Gardening Articles: Edibles :: Small Fruits & Berries
Grape Pruning: Three Systems (page 2 of 2)
by National Gardening Association Editors
Spur Pruning: Two-Arm
In this system you develop two permanent arms with spurs that produce fruiting wood each year.
Remove all canes except the best two; tie these to the support wire. The next summer each bud along the arm will send out a fruiting shoot. Weave these in and out of the upper wires.

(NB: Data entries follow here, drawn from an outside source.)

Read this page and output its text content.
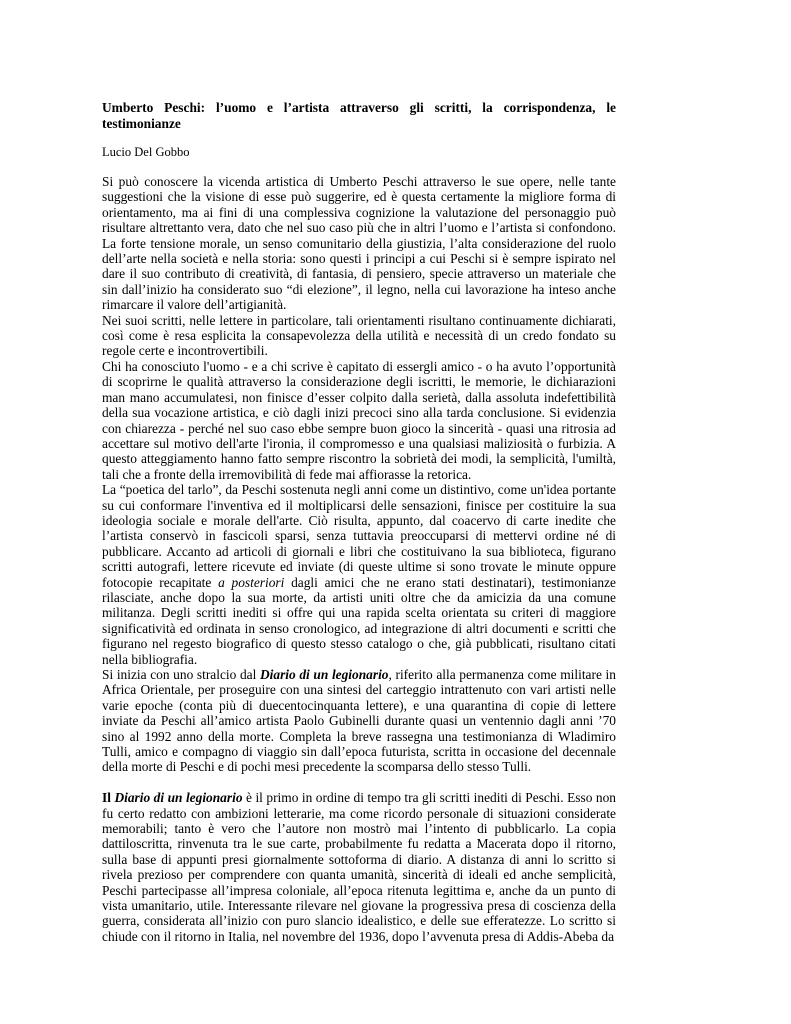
Umberto Peschi: l’uomo e l’artista attraverso gli scritti, la corrispondenza, le testimonianze
Lucio Del Gobbo

Si può conoscere la vicenda artistica di Umberto Peschi attraverso le sue opere, nelle tante suggestioni che la visione di esse può suggerire, ed è questa certamente la migliore forma di orientamento, ma ai fini di una complessiva cognizione la valutazione del personaggio può risultare altrettanto vera, dato che nel suo caso più che in altri l’uomo e l’artista si confondono. La forte tensione morale, un senso comunitario della giustizia, l’alta considerazione del ruolo dell’arte nella società e nella storia: sono questi i principi a cui Peschi si è sempre ispirato nel dare il suo contributo di creatività, di fantasia, di pensiero, specie attraverso un materiale che sin dall’inizio ha considerato suo “di elezione”, il legno, nella cui lavorazione ha inteso anche rimarcare il valore dell’artigianità.

Nei suoi scritti, nelle lettere in particolare, tali orientamenti risultano continuamente dichiarati, così come è resa esplicita la consapevolezza della utilità e necessità di un credo fondato su regole certe e incontrovertibili.

Chi ha conosciuto l'uomo - e a chi scrive è capitato di essergli amico - o ha avuto l’opportunità di scoprirne le qualità attraverso la considerazione degli iscritti, le memorie, le dichiarazioni man mano accumulatesi, non finisce d’esser colpito dalla serietà, dalla assoluta indefettibilità della sua vocazione artistica, e ciò dagli inizi precoci sino alla tarda conclusione. Si evidenzia con chiarezza - perché nel suo caso ebbe sempre buon gioco la sincerità - quasi una ritrosia ad accettare sul motivo dell'arte l'ironia, il compromesso e una qualsiasi maliziosità o furbizia. A questo atteggiamento hanno fatto sempre riscontro la sobrietà dei modi, la semplicità, l'umiltà, tali che a fronte della irremovibilità di fede mai affiorasse la retorica.

La “poetica del tarlo”, da Peschi sostenuta negli anni come un distintivo, come un'idea portante su cui conformare l'inventiva ed il moltiplicarsi delle sensazioni, finisce per costituire la sua ideologia sociale e morale dell'arte. Ciò risulta, appunto, dal coacervo di carte inedite che l’artista conservò in fascicoli sparsi, senza tuttavia preoccuparsi di mettervi ordine né di pubblicare. Accanto ad articoli di giornali e libri che costituivano la sua biblioteca, figurano scritti autografi, lettere ricevute ed inviate (di queste ultime si sono trovate le minute oppure fotocopie recapitate a posteriori dagli amici che ne erano stati destinatari), testimonianze rilasciate, anche dopo la sua morte, da artisti uniti oltre che da amicizia da una comune militanza. Degli scritti inediti si offre qui una rapida scelta orientata su criteri di maggiore significatività ed ordinata in senso cronologico, ad integrazione di altri documenti e scritti che figurano nel regesto biografico di questo stesso catalogo o che, già pubblicati, risultano citati nella bibliografia.

Si inizia con uno stralcio dal Diario di un legionario, riferito alla permanenza come militare in Africa Orientale, per proseguire con una sintesi del carteggio intrattenuto con vari artisti nelle varie epoche (conta più di duecentocinquanta lettere), e una quarantina di copie di lettere inviate da Peschi all’amico artista Paolo Gubinelli durante quasi un ventennio dagli anni ’70 sino al 1992 anno della morte. Completa la breve rassegna una testimonianza di Wladimiro Tulli, amico e compagno di viaggio sin dall’epoca futurista, scritta in occasione del decennale della morte di Peschi e di pochi mesi precedente la scomparsa dello stesso Tulli.

Il Diario di un legionario è il primo in ordine di tempo tra gli scritti inediti di Peschi. Esso non fu certo redatto con ambizioni letterarie, ma come ricordo personale di situazioni considerate memorabili; tanto è vero che l’autore non mostrò mai l’intento di pubblicarlo. La copia dattiloscritta, rinvenuta tra le sue carte, probabilmente fu redatta a Macerata dopo il ritorno, sulla base di appunti presi giornalmente sottoforma di diario. A distanza di anni lo scritto si rivela prezioso per comprendere con quanta umanità, sincerità di ideali ed anche semplicità, Peschi partecipasse all’impresa coloniale, all’epoca ritenuta legittima e, anche da un punto di vista umanitario, utile. Interessante rilevare nel giovane la progressiva presa di coscienza della guerra, considerata all’inizio con puro slancio idealistico, e delle sue efferatezze. Lo scritto si chiude con il ritorno in Italia, nel novembre del 1936, dopo l’avvenuta presa di Addis-Abeba da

Check the horizontal branches for the strongest vertical shoots and cut each of these back to two buds. These wilt be the fruiting spurs. Space them about 6 to 10 inches apart. Every bud you leave on the spurs will produce a fruiting shoot the following year. Each year, repeat the process.
Spur Pruning: Head-Trained
For this system, the vine will need only a strong, vertical, 4-foot post for support.
1. Allow the vine to grow to the top of the post and cut just above that point. Tie to the post. Remove any branches below. Next year, let four or five branches grow.
2. In the winter, cut each of the branches back to two or three buds. Remove any weak branches and any on tower parts of the trunk. Buds left on spurs will produce fruiting shoots next year. You can allow more branches to develop as the vine matures so there will be more fruiting shoots each year. A mature head-trained vine can have more than seven main branches.